Technical information
- Licensing authority: FCC
- Facility ID: 60911
- Class: C
- Power: 1,000 watts unlimited
- Transmitter coordinates: 47°24′29.8″N 92°57′4.7″W﻿ / ﻿47.408278°N 92.951306°W

Links
- Public license information: Public file; LMS;
- Website: mwcradio.com/station/wmfg-am/

= WMFG (AM) =

WMFG (1240 kHz) is an AM radio station broadcasting an adult standards format. Licensed to Hibbing, Minnesota, United States, the station serves the Iron Range area. The station is owned by Midwest Communications and features programming from Westwood One.

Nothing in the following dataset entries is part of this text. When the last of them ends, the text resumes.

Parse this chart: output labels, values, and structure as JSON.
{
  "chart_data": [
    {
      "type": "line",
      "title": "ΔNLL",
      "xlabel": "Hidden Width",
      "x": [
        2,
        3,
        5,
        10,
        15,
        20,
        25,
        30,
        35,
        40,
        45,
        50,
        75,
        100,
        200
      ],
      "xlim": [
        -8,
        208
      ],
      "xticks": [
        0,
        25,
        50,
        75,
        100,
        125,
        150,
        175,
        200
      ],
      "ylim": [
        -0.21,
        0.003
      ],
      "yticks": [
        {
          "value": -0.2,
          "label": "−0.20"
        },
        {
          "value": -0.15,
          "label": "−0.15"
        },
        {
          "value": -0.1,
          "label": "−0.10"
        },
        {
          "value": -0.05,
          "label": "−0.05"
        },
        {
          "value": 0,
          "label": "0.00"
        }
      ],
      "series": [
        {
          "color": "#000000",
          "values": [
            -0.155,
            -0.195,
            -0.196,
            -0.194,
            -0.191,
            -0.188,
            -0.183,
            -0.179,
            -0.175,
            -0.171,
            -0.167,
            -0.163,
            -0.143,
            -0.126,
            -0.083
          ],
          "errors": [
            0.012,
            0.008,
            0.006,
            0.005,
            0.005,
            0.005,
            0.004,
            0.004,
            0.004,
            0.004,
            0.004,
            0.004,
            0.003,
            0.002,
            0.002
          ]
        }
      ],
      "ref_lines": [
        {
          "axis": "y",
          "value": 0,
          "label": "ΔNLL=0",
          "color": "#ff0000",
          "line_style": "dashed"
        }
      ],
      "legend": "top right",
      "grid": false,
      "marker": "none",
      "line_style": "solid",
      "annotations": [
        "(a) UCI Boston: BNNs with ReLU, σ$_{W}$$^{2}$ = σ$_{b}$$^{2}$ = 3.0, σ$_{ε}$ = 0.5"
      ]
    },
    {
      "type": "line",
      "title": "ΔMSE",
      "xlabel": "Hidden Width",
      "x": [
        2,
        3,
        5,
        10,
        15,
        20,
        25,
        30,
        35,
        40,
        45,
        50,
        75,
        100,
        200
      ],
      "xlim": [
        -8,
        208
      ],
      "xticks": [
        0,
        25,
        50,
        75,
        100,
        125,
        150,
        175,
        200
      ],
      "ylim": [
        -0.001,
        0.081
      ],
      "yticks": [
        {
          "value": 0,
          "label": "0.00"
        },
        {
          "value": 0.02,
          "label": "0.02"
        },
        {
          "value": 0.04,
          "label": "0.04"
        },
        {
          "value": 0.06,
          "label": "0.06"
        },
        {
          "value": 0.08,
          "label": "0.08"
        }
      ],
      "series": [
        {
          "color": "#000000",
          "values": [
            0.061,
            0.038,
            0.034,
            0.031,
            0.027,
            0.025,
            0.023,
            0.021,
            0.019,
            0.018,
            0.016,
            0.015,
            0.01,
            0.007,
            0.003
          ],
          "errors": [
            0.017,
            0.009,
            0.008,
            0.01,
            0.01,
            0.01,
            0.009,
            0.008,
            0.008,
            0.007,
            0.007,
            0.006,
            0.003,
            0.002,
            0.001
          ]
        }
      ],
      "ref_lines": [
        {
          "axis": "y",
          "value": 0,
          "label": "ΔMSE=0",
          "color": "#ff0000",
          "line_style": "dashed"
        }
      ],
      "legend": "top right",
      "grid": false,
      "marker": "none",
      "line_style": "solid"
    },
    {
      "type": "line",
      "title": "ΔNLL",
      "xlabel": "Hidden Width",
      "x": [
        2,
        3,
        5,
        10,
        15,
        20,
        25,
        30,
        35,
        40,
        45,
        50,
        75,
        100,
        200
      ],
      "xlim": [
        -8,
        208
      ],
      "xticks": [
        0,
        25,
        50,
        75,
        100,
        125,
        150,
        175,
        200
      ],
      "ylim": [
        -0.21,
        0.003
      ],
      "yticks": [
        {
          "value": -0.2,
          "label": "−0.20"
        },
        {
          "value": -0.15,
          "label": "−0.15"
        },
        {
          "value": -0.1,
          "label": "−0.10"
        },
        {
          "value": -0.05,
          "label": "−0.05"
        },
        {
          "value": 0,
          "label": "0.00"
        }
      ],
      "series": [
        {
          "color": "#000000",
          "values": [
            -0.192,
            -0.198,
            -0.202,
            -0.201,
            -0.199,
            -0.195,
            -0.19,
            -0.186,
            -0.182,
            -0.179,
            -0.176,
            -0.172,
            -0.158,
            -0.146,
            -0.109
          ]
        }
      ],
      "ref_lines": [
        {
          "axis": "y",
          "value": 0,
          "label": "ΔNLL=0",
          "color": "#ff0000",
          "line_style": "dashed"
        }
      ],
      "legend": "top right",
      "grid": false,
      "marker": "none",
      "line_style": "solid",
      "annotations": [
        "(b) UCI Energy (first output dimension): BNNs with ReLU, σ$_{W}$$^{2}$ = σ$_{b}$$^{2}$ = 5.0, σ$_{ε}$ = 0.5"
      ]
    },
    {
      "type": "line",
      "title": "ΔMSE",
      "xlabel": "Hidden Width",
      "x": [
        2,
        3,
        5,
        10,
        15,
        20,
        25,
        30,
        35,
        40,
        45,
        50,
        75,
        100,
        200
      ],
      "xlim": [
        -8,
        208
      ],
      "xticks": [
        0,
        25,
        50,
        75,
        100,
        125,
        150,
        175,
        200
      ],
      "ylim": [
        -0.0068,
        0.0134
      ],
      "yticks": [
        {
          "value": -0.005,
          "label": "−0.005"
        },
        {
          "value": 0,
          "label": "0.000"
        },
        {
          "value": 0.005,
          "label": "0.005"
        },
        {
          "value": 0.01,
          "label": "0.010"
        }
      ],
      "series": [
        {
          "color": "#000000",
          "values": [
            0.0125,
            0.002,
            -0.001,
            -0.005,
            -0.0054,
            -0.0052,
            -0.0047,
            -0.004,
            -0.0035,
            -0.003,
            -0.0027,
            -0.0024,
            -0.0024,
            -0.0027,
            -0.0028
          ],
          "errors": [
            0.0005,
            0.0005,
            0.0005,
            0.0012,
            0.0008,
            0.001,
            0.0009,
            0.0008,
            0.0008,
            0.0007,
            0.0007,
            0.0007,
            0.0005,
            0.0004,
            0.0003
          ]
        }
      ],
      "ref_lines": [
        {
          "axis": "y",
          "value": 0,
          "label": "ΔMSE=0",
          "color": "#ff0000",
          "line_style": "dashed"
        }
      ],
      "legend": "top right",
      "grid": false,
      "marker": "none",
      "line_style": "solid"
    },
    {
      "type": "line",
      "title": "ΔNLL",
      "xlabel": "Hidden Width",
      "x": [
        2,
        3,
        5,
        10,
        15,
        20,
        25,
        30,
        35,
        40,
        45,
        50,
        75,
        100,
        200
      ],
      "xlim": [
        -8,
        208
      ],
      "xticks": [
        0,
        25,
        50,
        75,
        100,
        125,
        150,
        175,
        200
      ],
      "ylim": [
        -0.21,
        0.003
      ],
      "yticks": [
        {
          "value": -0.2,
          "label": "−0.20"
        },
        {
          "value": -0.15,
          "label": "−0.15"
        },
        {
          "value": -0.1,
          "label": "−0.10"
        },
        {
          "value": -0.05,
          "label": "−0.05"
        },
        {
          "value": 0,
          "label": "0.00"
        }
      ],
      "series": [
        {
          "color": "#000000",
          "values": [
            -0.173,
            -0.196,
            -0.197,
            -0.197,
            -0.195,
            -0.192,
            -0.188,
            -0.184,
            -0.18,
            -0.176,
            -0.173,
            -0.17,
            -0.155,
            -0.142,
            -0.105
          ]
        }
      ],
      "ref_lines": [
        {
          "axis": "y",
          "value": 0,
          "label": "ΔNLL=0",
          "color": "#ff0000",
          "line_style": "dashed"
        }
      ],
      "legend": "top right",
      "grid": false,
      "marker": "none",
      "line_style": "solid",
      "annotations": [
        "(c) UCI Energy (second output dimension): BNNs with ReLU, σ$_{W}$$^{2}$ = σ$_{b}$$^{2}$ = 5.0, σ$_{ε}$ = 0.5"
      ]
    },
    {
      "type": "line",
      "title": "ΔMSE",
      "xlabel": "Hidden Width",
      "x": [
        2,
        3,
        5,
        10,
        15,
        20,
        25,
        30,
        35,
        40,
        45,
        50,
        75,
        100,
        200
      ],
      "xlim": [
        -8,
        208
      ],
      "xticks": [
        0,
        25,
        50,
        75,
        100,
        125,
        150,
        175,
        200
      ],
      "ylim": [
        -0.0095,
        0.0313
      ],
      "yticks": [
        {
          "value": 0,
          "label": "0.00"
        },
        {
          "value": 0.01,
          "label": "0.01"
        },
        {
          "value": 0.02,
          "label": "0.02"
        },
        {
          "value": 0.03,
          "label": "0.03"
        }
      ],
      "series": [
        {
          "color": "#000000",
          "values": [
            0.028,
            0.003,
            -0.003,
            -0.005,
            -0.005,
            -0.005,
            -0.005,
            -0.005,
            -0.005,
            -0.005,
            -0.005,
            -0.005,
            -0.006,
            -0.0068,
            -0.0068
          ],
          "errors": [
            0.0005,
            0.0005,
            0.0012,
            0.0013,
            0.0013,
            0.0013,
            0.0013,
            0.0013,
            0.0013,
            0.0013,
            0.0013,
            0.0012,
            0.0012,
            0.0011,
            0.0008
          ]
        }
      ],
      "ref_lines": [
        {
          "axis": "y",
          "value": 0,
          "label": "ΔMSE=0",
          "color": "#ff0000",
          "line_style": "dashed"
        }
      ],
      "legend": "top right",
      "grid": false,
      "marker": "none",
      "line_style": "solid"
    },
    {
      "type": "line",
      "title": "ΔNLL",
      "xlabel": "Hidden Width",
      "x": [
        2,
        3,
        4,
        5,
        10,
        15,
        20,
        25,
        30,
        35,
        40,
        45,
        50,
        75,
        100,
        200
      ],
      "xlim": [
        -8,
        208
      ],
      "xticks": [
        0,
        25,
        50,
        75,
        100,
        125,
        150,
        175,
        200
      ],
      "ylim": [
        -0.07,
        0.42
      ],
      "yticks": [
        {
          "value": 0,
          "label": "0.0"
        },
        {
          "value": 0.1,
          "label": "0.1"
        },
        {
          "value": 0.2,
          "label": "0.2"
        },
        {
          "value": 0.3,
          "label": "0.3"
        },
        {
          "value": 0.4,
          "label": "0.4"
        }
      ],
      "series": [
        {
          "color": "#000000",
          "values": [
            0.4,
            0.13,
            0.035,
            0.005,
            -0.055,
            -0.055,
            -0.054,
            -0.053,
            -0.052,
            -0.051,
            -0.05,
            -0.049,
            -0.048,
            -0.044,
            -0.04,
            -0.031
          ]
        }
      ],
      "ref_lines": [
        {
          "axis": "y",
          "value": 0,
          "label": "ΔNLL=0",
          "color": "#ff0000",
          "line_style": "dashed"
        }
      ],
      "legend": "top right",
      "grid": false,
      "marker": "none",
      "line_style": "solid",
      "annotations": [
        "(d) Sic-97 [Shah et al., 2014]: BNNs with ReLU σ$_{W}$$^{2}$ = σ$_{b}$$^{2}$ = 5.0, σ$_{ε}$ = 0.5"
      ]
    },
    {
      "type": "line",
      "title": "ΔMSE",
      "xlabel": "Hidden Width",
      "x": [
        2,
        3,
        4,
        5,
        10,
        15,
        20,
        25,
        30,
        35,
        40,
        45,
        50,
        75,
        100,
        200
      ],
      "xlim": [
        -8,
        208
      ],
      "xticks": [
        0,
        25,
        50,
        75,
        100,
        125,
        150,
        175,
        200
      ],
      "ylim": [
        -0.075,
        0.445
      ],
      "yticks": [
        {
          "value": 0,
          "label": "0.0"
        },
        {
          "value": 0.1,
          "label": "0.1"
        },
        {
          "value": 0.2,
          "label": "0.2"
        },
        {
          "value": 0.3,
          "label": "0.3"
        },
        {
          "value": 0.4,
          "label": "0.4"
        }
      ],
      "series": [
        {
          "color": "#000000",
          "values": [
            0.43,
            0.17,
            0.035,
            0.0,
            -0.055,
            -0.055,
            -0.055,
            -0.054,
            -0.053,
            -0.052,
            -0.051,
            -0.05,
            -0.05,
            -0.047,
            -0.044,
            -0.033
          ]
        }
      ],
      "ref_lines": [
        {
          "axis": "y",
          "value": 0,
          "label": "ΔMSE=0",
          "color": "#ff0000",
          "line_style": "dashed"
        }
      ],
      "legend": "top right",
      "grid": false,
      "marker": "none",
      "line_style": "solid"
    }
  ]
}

Midwest owns five radio stations on the Iron Range; KDAH, KQDX, WMFG, WTBX, and WUSZ. All five stations share the same studio location on W. 37th Street in Hibbing.

==History==
WMFG signed on the air on October 12, 1935, with studios in the Androy Hotel in downtown Hibbing, Minnesota. The station became affiliated with the CBS Radio Network in September 1937. As a CBS affiliate it carried the famous October 30, 1938, War of the Worlds broadcast. In June 1942, WMFG dropped CBS and joined the NBC Radio Network. It remained with NBC until the early 1960s. By 1962, it was an independent station. WMFG was one of the original affiliates of the Minnesota Twins radio network in 1961. The station joined ABC in 1968 and remained with ABC until the mid-1980s.

Station management decided to pick up the call sign of Duluth beautiful music station WGGR in 1983. Those call signs were dropped when the format changed at the Duluth outlet. The station applied for and was granted the call sign WGGR on November 1, 1983. On August 5, 1987, the station changed its call sign back to the original WMFG.